Quelle: ZAMG

Aufregung um Negativ-Videos der SPÖ gegen Kurz

09.09.2017 - 11:48
Aufregung um Anti-Kurz-Videos© APA (AFP)Aufregung um Anti-Kurz-Videos

Wieder einmal sorgen Videos für Aufregung im Wahlkampf. Laut "profil" hat die SPÖ Anti-Sebastian-Kurz-Videos produzieren lassen. Die Sozialdemokraten orten nun "Datenklau" und wollen alle rechtlichen Mittel dagegen prüfen. Die Video sind offenbar in Abstimmung mit dem damaligen SPÖ-Berater Tal Silberstein erstellt worden. Die Sozialdemokraten distanzieren sich nun weiter von Silberstein.

Wie "profil" vorliegende Unterlagen zeigten, habe die Wiener Werbeagentur GGK MullenLowe im Auftrag der SPÖ Videos gestaltet, die sich gegen Kurz richten, berichtet das Magazin. Eines davon wurde zunächst auf der - anfangs von der SPÖ unterstützten, mittlerweile aber stillgelegten - Seite politiknews.at verbreitet und ist mittlerweile auf der rechtslastigen Facebook-Seite "Die Wahrheit über Sebastian Kurz" abrufbar.

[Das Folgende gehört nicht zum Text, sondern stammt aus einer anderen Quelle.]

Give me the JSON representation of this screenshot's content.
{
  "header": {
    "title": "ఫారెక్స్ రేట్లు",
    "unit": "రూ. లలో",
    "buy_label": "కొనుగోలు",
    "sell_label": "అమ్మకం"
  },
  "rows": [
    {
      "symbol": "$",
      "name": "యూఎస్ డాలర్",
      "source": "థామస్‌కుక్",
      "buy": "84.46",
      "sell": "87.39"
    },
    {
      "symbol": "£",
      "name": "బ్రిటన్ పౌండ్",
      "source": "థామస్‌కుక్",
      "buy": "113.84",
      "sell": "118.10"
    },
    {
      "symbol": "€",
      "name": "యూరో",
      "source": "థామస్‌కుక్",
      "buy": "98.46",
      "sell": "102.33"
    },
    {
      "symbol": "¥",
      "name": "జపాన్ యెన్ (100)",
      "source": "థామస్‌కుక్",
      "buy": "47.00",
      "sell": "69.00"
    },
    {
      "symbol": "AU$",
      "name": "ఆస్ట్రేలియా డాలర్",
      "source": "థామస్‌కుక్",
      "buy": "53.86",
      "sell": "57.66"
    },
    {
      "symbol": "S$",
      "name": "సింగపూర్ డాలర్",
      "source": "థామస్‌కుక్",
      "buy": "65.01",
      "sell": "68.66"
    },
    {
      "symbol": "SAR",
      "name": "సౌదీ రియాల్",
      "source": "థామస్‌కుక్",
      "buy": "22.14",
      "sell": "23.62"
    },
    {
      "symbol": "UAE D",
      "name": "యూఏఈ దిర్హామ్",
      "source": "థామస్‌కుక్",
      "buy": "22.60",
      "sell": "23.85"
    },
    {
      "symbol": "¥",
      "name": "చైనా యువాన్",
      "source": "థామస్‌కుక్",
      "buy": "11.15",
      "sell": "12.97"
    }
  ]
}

Der Chef von GGK MullenLowe, Michael Kapfer, bestätigt gegenüber "profil" die Produktion der Videos. Diese seien laut Kapfer in Abstimmung mit Silberstein nur für den internen Gebrauch in Fokus-Gruppen erstellt worden. Für die Veröffentlichung eines Videos sei man nicht verantwortlich.

SPÖ-Bundesgeschäftsführer Georg Niedermühlbichler beteuerte, dass die Videos von der SPÖ "nicht direkt" beauftragt worden seien. Silberstein, nach seiner zwischenzeitlichen Festnahme in Israel von der SPÖ mittlerweile gefeuert, soll verschiedenste Konzepte entworfen habe, um diese in Fokusguppen abzutesten. Dass nun Korrespondenzen zwischen der Agentur und der SPÖ-Kampagne bei Journalisten aufgetaucht seien, sei ein deutlicher Beleg, dass immer wieder versucht werde, Details der SPÖ-Kampagne auf allen Wegen in Erfahrung zu bringen: "Hacken und interne Daten missbräuchlich zu verwenden, ist aber kein Kavaliersdelikt, sondern ein Verbrechen."

Der SPÖ-Bundesgeschäftsführer betonte erneut, dass die SPÖ das Geschäftsverhältnis mit Silberstein aufgekündigt habe: "Und wir haben uns auch ganz klar dazu entschieden, einen sauberen Wahlkampf mit einer harten, aber fairen inhaltlichen Konfrontation zu suchen." Die SPÖ betonte zudem am Samstag neuerlich, dass sie nicht für Dirty Campaigning stehe.

Die Volkspartei fordert hingegen die SPÖ auf, ihr "Dirty Campaigning" gegen Kurz zu beenden. Generalsekretärin Elisabeth Köstinger erklärte, die Agentur, die die Videos hergestellt hat, sei die Wahlkampf-Agentur der SPÖ. Daher verstehe sie nicht, was die SPÖ meine, wenn sie sage, sie hätte die Videos nicht direkt beauftragt.

Ein "peinliches Schmierentheater" von Rot und Schwarz erkennt wiederum FPÖ-Generalsekretär Herbert Kickl und stellt "SPÖ-Hassvideos" und "Frontalkuscheln" zwischen den Ministern Sebastian Kurz (ÖVP) und Hans Peter Doskozil (SPÖ) nebeneinander. Kickl ist überzeugt, dass eine Neuauflage von Schwarz-Rot unmittelbar bevorstehe.